An article, "Social Media History Becomes a New Job Hurdle," by Jennifer Preston in yesterday's NYT is obvious fodder for the sociology of information.  It's primarily about Social Intelligence, a web start up that puts together dossiers about potential employees for its clients by "scraping" the internet.

Issues that show up here:
  • the federal government (FTC) was looking into whether the company's practices might violate the fair credit reporting act (FCRA), but determined it was in compliance
  • "privacy advocates" said to be concerned that it might encourage employers to consider information not relevant to job performance (why not fair employment advocates? -- later in the article we do find mention of Equal Employment Opportunity Commission)
  • what do we make of the statement: "Things that you can’t ask in an interview are the same things you can’t research"?
  • since this is really just an extension of the idea of the "background check" -- can we think a little more systematically about that as a general idea prior to getting mired in details of internet presence searches?
Perhaps more alarming than the mere question of information surfacing was the suggestion by the company's founder, Max Drucker, about how a given bit of scraped information might be interpreted.  To wit, he mentioned fact that a person had joined a particular Facebook group might "mean you don’t like people who don’t speak English."  According the reporter he posed this question rhetorically: "Does that mean...?"  This little bit of indirect marketing via fear mongering adds another layer to what we need to look at: what sort of information processing (including interpretation and assessment) are necessary in a world where larger and larger amounts of information are available (cf. CIA problem of turning acquired information into intelligence via analysis).
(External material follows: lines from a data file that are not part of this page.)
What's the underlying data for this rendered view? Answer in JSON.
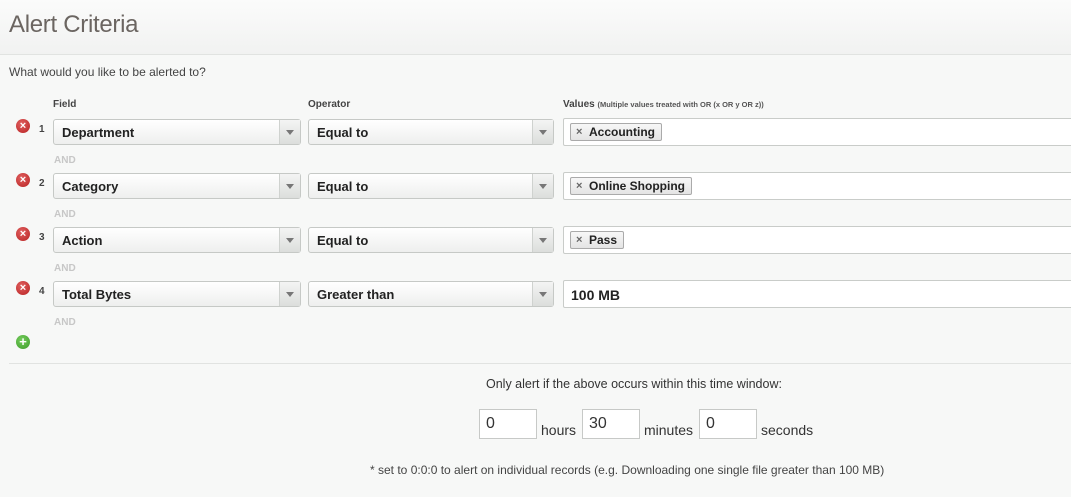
{
  "header": {
    "title": "Alert Criteria"
  },
  "intro": "What would you like to be alerted to?",
  "columns": {
    "field": "Field",
    "operator": "Operator",
    "values": "Values",
    "values_note": "(Multiple values treated with OR (x OR y OR z))"
  },
  "rows": [
    {
      "num": "1",
      "field": "Department",
      "operator": "Equal to",
      "value": "Accounting",
      "value_is_tag": true
    },
    {
      "num": "2",
      "field": "Category",
      "operator": "Equal to",
      "value": "Online Shopping",
      "value_is_tag": true
    },
    {
      "num": "3",
      "field": "Action",
      "operator": "Equal to",
      "value": "Pass",
      "value_is_tag": true
    },
    {
      "num": "4",
      "field": "Total Bytes",
      "operator": "Greater than",
      "value": "100 MB",
      "value_is_tag": false
    }
  ],
  "and_label": "AND",
  "icons": {
    "remove": "remove-circle-icon",
    "add": "add-circle-icon",
    "tag_remove_glyph": "×",
    "remove_glyph": "×",
    "add_glyph": "+"
  },
  "time_window": {
    "label": "Only alert if the above occurs within this time window:",
    "hours": "0",
    "hours_label": "hours",
    "minutes": "30",
    "minutes_label": "minutes",
    "seconds": "0",
    "seconds_label": "seconds"
  },
  "footnote": "* set to 0:0:0 to alert on individual records (e.g. Downloading one single file greater than 100 MB)",
  "colors": {
    "remove": "#c0392b",
    "add": "#4caf3a",
    "and": "#c7c7c7",
    "title": "#6b6561"
  }
}
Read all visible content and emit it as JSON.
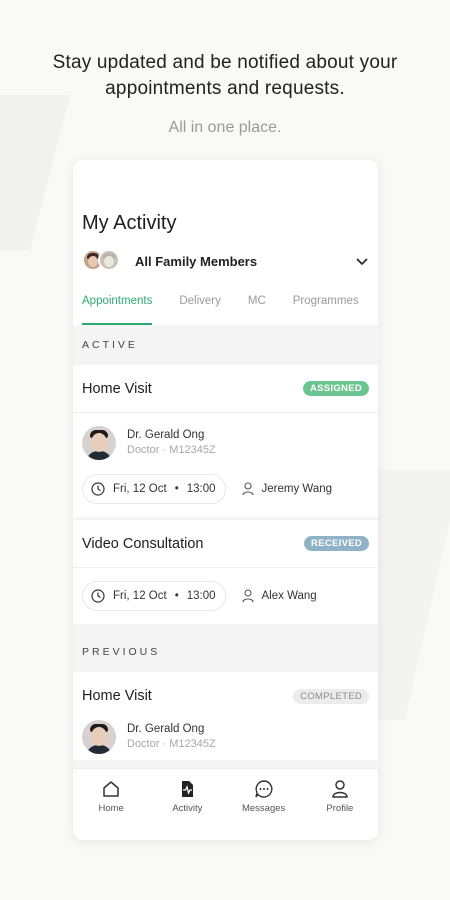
{
  "intro": {
    "headline_line1": "Stay updated and be notified about your",
    "headline_line2": "appointments and requests.",
    "subline": "All in one place."
  },
  "screen": {
    "title": "My Activity",
    "family_selector": {
      "label": "All Family Members",
      "icon": "chevron-down-icon"
    },
    "tabs": [
      {
        "label": "Appointments",
        "active": true
      },
      {
        "label": "Delivery",
        "active": false
      },
      {
        "label": "MC",
        "active": false
      },
      {
        "label": "Programmes",
        "active": false
      }
    ],
    "sections": {
      "active": "ACTIVE",
      "previous": "PREVIOUS"
    },
    "active_cards": [
      {
        "title": "Home Visit",
        "badge": "ASSIGNED",
        "doctor_name": "Dr. Gerald Ong",
        "doctor_role": "Doctor",
        "doctor_id": "M12345Z",
        "date": "Fri, 12 Oct",
        "time": "13:00",
        "patient": "Jeremy Wang"
      },
      {
        "title": "Video Consultation",
        "badge": "RECEIVED",
        "date": "Fri, 12 Oct",
        "time": "13:00",
        "patient": "Alex Wang"
      }
    ],
    "previous_cards": [
      {
        "title": "Home Visit",
        "badge": "COMPLETED",
        "doctor_name": "Dr. Gerald Ong",
        "doctor_role": "Doctor",
        "doctor_id": "M12345Z"
      }
    ],
    "bottom_nav": [
      {
        "label": "Home",
        "icon": "home-icon"
      },
      {
        "label": "Activity",
        "icon": "activity-icon"
      },
      {
        "label": "Messages",
        "icon": "messages-icon"
      },
      {
        "label": "Profile",
        "icon": "profile-icon"
      }
    ]
  },
  "colors": {
    "accent_green": "#2ea973",
    "badge_assigned": "#6cc58e",
    "badge_received": "#8fb2c7",
    "badge_completed": "#ececec"
  }
}
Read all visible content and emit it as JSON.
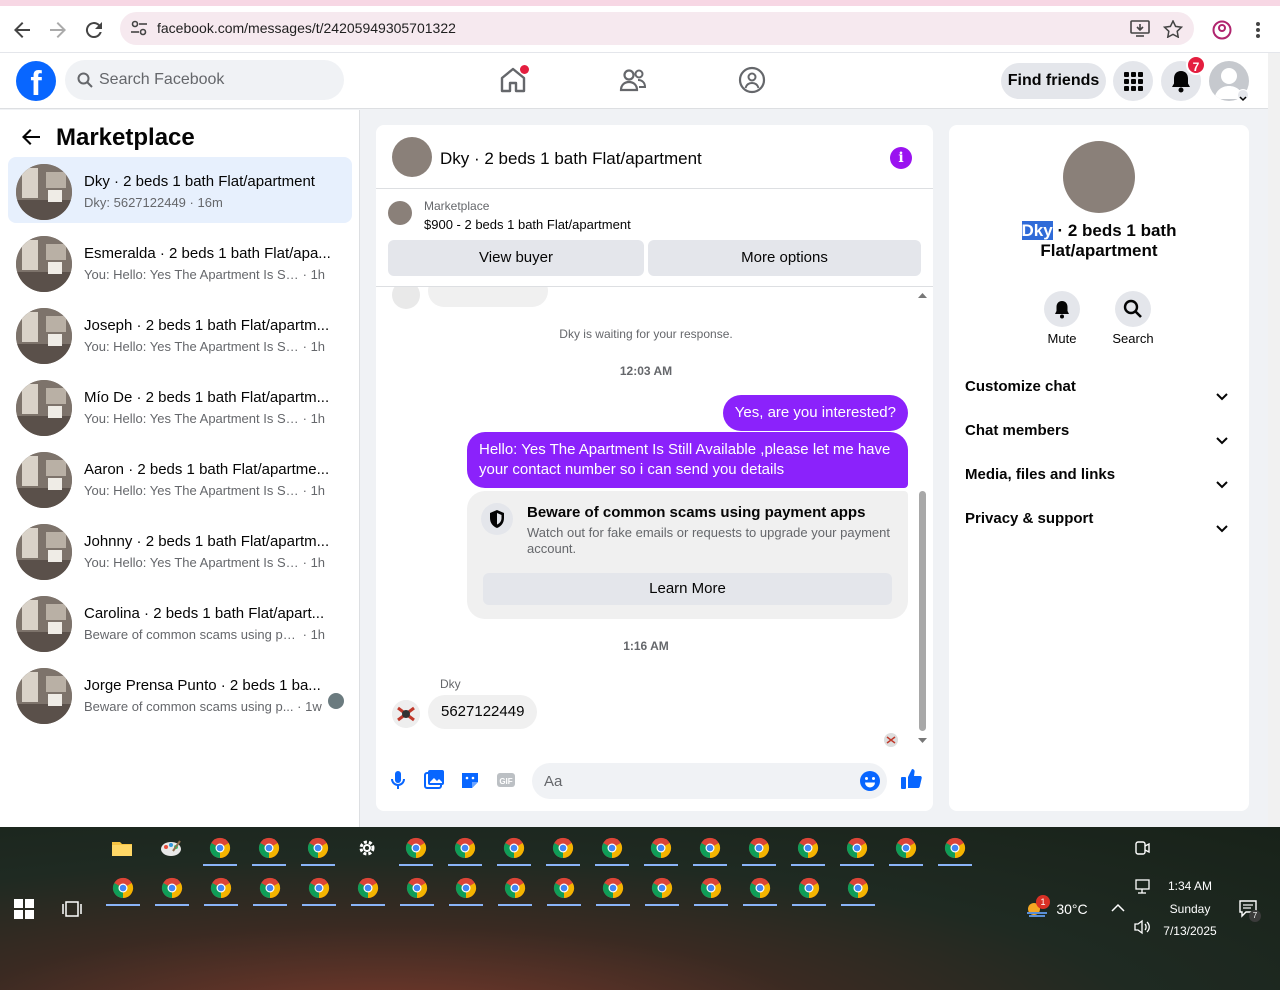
{
  "browser": {
    "url": "facebook.com/messages/t/24205949305701322"
  },
  "fb": {
    "logo": "f",
    "search_placeholder": "Search Facebook",
    "find_friends": "Find friends",
    "notifications_count": "7"
  },
  "sidebar": {
    "title": "Marketplace",
    "conversations": [
      {
        "name": "Dky · 2 beds 1 bath Flat/apartment",
        "preview": "Dky: 5627122449",
        "time": "· 16m",
        "active": true
      },
      {
        "name": "Esmeralda · 2 beds 1 bath Flat/apa...",
        "preview": "You: Hello: Yes The Apartment Is Still ...",
        "time": "· 1h"
      },
      {
        "name": "Joseph · 2 beds 1 bath Flat/apartm...",
        "preview": "You: Hello: Yes The Apartment Is Still ...",
        "time": "· 1h"
      },
      {
        "name": "Mío De · 2 beds 1 bath Flat/apartm...",
        "preview": "You: Hello: Yes The Apartment Is Still ...",
        "time": "· 1h"
      },
      {
        "name": "Aaron · 2 beds 1 bath Flat/apartme...",
        "preview": "You: Hello: Yes The Apartment Is Still ...",
        "time": "· 1h"
      },
      {
        "name": "Johnny · 2 beds 1 bath Flat/apartm...",
        "preview": "You: Hello: Yes The Apartment Is Still ...",
        "time": "· 1h"
      },
      {
        "name": "Carolina · 2 beds 1 bath Flat/apart...",
        "preview": "Beware of common scams using pay...",
        "time": "· 1h"
      },
      {
        "name": "Jorge Prensa Punto · 2 beds 1 ba...",
        "preview": "Beware of common scams using p...",
        "time": "· 1w"
      }
    ]
  },
  "chat": {
    "title": "Dky · 2 beds 1 bath Flat/apartment",
    "info_icon": "i",
    "listing_label": "Marketplace",
    "listing_title": "$900 - 2 beds 1 bath Flat/apartment",
    "view_buyer": "View buyer",
    "more_options": "More options",
    "waiting": "Dky is waiting for your response.",
    "time1": "12:03 AM",
    "msg_out1": "Yes, are you interested?",
    "msg_out2": "Hello: Yes The Apartment Is Still Available ,please let me have your contact number so i can send you details",
    "scam_title": "Beware of common scams using payment apps",
    "scam_desc": "Watch out for fake emails or requests to upgrade your payment account.",
    "learn_more": "Learn More",
    "time2": "1:16 AM",
    "sender": "Dky",
    "msg_in": "5627122449",
    "composer_placeholder": "Aa"
  },
  "rpanel": {
    "name_hl": "Dky",
    "name_rest": " · 2 beds 1 bath Flat/apartment",
    "mute": "Mute",
    "search": "Search",
    "sections": [
      "Customize chat",
      "Chat members",
      "Media, files and links",
      "Privacy & support"
    ]
  },
  "taskbar": {
    "temperature": "30°C",
    "weather_badge": "1",
    "time": "1:34 AM",
    "day": "Sunday",
    "date": "7/13/2025",
    "notif_count": "7"
  }
}
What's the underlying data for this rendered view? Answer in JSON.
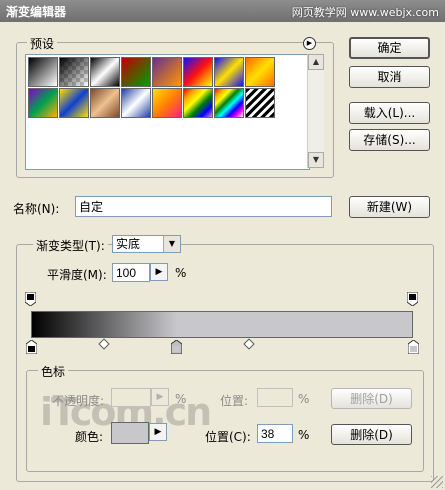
{
  "window": {
    "title": "渐变编辑器",
    "watermark": "网页教学网 www.webjx.com"
  },
  "presets": {
    "legend": "预设",
    "menu_icon": "circle-arrow-icon",
    "swatches": [
      "linear-gradient(135deg,#000,#fff)",
      "linear-gradient(135deg,#000 0%,rgba(0,0,0,0) 100%)",
      "linear-gradient(135deg,#000,#fff,#000)",
      "linear-gradient(135deg,#c00000,#00a000)",
      "linear-gradient(135deg,#6a2c8e,#ff9a00)",
      "linear-gradient(135deg,#1010ff,#ff1010,#ffff00)",
      "linear-gradient(135deg,#1010ff,#ffe000,#1010ff)",
      "linear-gradient(135deg,#ff6a00,#ffe000,#ff6a00)",
      "linear-gradient(135deg,#8a00c8,#00a050,#ffb000)",
      "linear-gradient(135deg,#ffe000,#1040d0,#ffe000)",
      "linear-gradient(135deg,#7a4a2a,#f0c090,#7a4a2a)",
      "linear-gradient(135deg,#2040a0,#ffffff,#2040a0)",
      "linear-gradient(135deg,#ffe000,#ff8000,#ff2080)",
      "linear-gradient(135deg,red,orange,yellow,green,blue,violet)",
      "linear-gradient(135deg,red,orange,yellow,green,cyan,blue,magenta,#fff)",
      "repeating-linear-gradient(135deg,#000 0 3px,#fff 3px 6px)"
    ]
  },
  "buttons": {
    "ok": "确定",
    "cancel": "取消",
    "load": "载入(L)...",
    "save": "存储(S)...",
    "new": "新建(W)",
    "delete_opacity": "删除(D)",
    "delete_color": "删除(D)"
  },
  "name": {
    "label": "名称(N):",
    "value": "自定"
  },
  "gradient": {
    "legend": "渐变类型(T):",
    "type_value": "实底",
    "smoothness_label": "平滑度(M):",
    "smoothness_value": "100",
    "smoothness_unit": "%",
    "start_color": "#000000",
    "end_color": "#c8c8cc",
    "color_stop_positions_percent": [
      0,
      38,
      100
    ],
    "midpoint_positions_percent": [
      19,
      57
    ]
  },
  "stops": {
    "legend": "色标",
    "opacity_label": "不透明度:",
    "opacity_unit": "%",
    "opacity_position_label": "位置:",
    "opacity_position_unit": "%",
    "color_label": "颜色:",
    "color_swatch": "#c8c8cc",
    "color_position_label": "位置(C):",
    "color_position_value": "38",
    "color_position_unit": "%"
  },
  "logo": "iTcom.cn"
}
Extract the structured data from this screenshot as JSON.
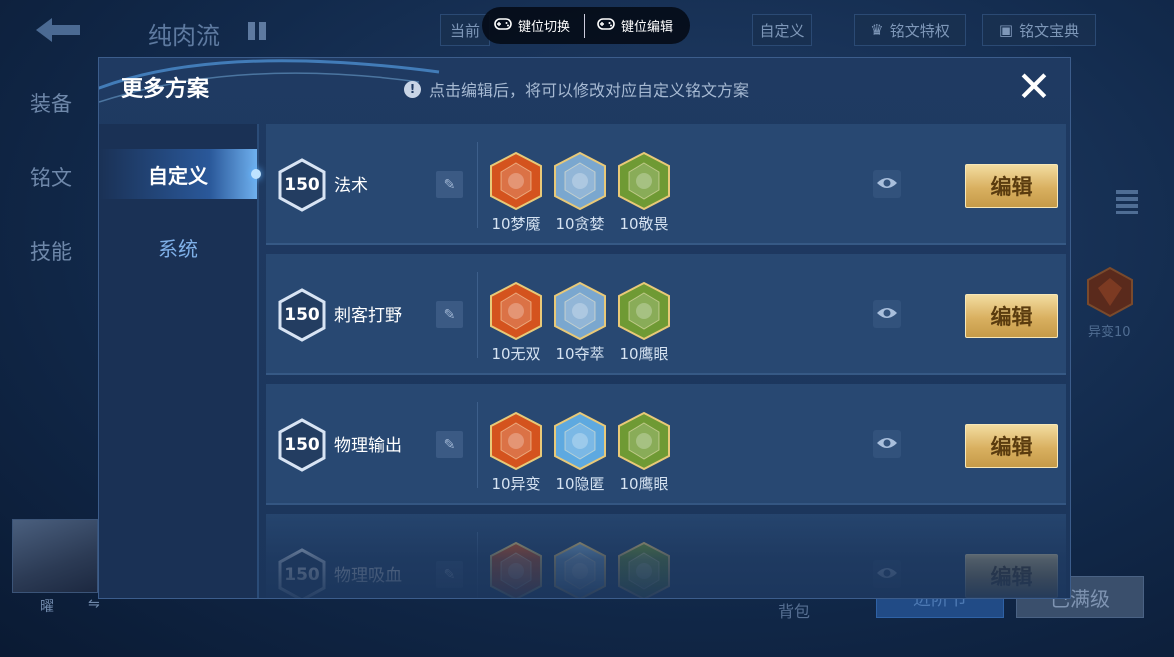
{
  "background": {
    "header_title": "纯肉流",
    "header_current": "当前",
    "custom_btn": "自定义",
    "privilege_btn": "铭文特权",
    "treasure_btn": "铭文宝典",
    "side_tabs": [
      "装备",
      "铭文",
      "技能"
    ],
    "right_rune_label": "异变10",
    "bottom_backpack": "背包",
    "bottom_btn1": "进阶节",
    "bottom_btn2": "已满级",
    "avatar_name": "曜"
  },
  "keybar": {
    "switch_label": "键位切换",
    "edit_label": "键位编辑"
  },
  "modal": {
    "title": "更多方案",
    "hint": "点击编辑后，将可以修改对应自定义铭文方案",
    "close_symbol": "✕",
    "tabs": [
      {
        "label": "自定义",
        "active": true
      },
      {
        "label": "系统",
        "active": false
      }
    ],
    "edit_label": "编辑",
    "rows": [
      {
        "level": "150",
        "name": "法术",
        "runes": [
          {
            "label": "10梦魇",
            "color": "#d4531e"
          },
          {
            "label": "10贪婪",
            "color": "#7aa7cf"
          },
          {
            "label": "10敬畏",
            "color": "#6f9a34"
          }
        ]
      },
      {
        "level": "150",
        "name": "刺客打野",
        "runes": [
          {
            "label": "10无双",
            "color": "#d4531e"
          },
          {
            "label": "10夺萃",
            "color": "#7aa7cf"
          },
          {
            "label": "10鹰眼",
            "color": "#6f9a34"
          }
        ]
      },
      {
        "level": "150",
        "name": "物理输出",
        "runes": [
          {
            "label": "10异变",
            "color": "#d4531e"
          },
          {
            "label": "10隐匿",
            "color": "#5ea9e0"
          },
          {
            "label": "10鹰眼",
            "color": "#6f9a34"
          }
        ]
      },
      {
        "level": "150",
        "name": "物理吸血",
        "runes": [
          {
            "label": "",
            "color": "#d4531e"
          },
          {
            "label": "",
            "color": "#7aa7cf"
          },
          {
            "label": "",
            "color": "#6f9a34"
          }
        ]
      }
    ]
  }
}
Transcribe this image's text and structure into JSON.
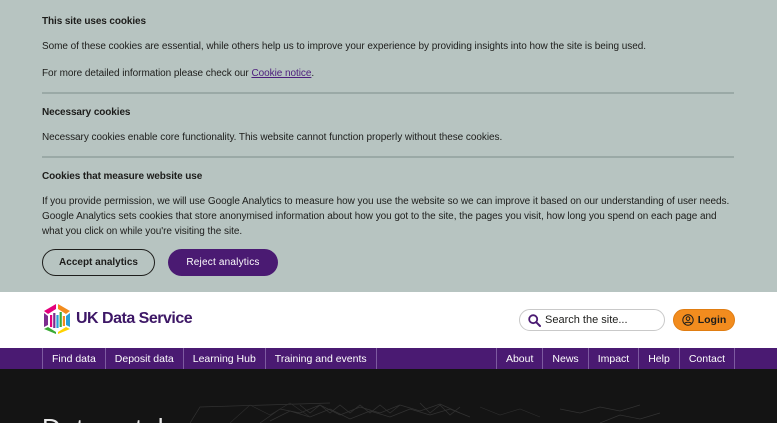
{
  "cookie_banner": {
    "heading_main": "This site uses cookies",
    "intro": "Some of these cookies are essential, while others help us to improve your experience by providing insights into how the site is being used.",
    "more_info_prefix": "For more detailed information please check our ",
    "more_info_link": "Cookie notice",
    "more_info_suffix": ".",
    "necessary_heading": "Necessary cookies",
    "necessary_text": "Necessary cookies enable core functionality. This website cannot function properly without these cookies.",
    "analytics_heading": "Cookies that measure website use",
    "analytics_text": "If you provide permission, we will use Google Analytics to measure how you use the website so we can improve it based on our understanding of user needs. Google Analytics sets cookies that store anonymised information about how you got to the site, the pages you visit, how long you spend on each page and what you click on while you're visiting the site.",
    "accept_label": "Accept analytics",
    "reject_label": "Reject analytics"
  },
  "header": {
    "logo_text": "UK Data Service",
    "search_placeholder": "Search the site...",
    "login_label": "Login"
  },
  "nav": {
    "left": [
      "Find data",
      "Deposit data",
      "Learning Hub",
      "Training and events"
    ],
    "right": [
      "About",
      "News",
      "Impact",
      "Help",
      "Contact"
    ]
  },
  "hero": {
    "title": "Data catalogue"
  },
  "colors": {
    "banner_bg": "#b7c4c1",
    "brand_purple": "#4a1a72",
    "login_orange": "#f28c1e",
    "hero_bg": "#141414"
  },
  "icons": {
    "search": "search-icon",
    "login": "user-icon",
    "logo": "ukds-logo-mark"
  }
}
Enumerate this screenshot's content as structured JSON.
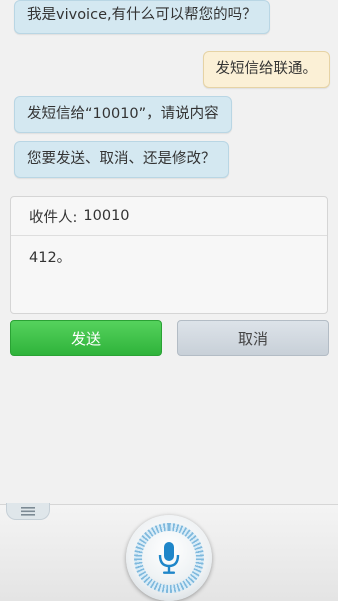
{
  "conversation": {
    "messages": [
      {
        "from": "assistant",
        "text": "我是vivoice,有什么可以帮您的吗？"
      },
      {
        "from": "user",
        "text": "发短信给联通。"
      },
      {
        "from": "assistant",
        "text": "发短信给“10010”，请说内容"
      },
      {
        "from": "assistant",
        "text": "您要发送、取消、还是修改？"
      }
    ]
  },
  "sms_card": {
    "recipient_label": "收件人:",
    "recipient_number": "10010",
    "content": "412。"
  },
  "actions": {
    "send_label": "发送",
    "cancel_label": "取消"
  },
  "bottom_bar": {
    "menu_icon": "menu-lines-icon",
    "mic_icon": "microphone-icon"
  },
  "colors": {
    "assistant_bubble": "#d4e8f1",
    "user_bubble": "#fbf0d6",
    "send_button": "#3cbf45",
    "cancel_button": "#d2d9e0",
    "mic_accent": "#1f86c9"
  }
}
Drucker characterized the company's goal as "to conduct pre-employment screenings that would help companies meet their obligation to conduct fair and consistent hiring practices while protecting the privacy of job candidates."  This raises another interesting question: if an agent has a mandated responsibility for some level of due diligence and information is, technically, available, will a company necessarily sprout up to collect and provide this information?  Where would feasibility, cost, and the uncertainty of interpretation enter the equation?  Can the employer, for example, err on the side of caution and exclude the individual who joined the Facebook group because that fact MIGHT mean something that the employer could be liable for not having discovered?  Will another company emerge that helps to assess the likelihood of false positives or false negatives?  What about if it is only a matter of what the company wants in terms of its corporate culture?  Can we calculate the cost (perhaps in terms of loss of human capital, recruitment costs, etc.) of such technically assisted vigilance?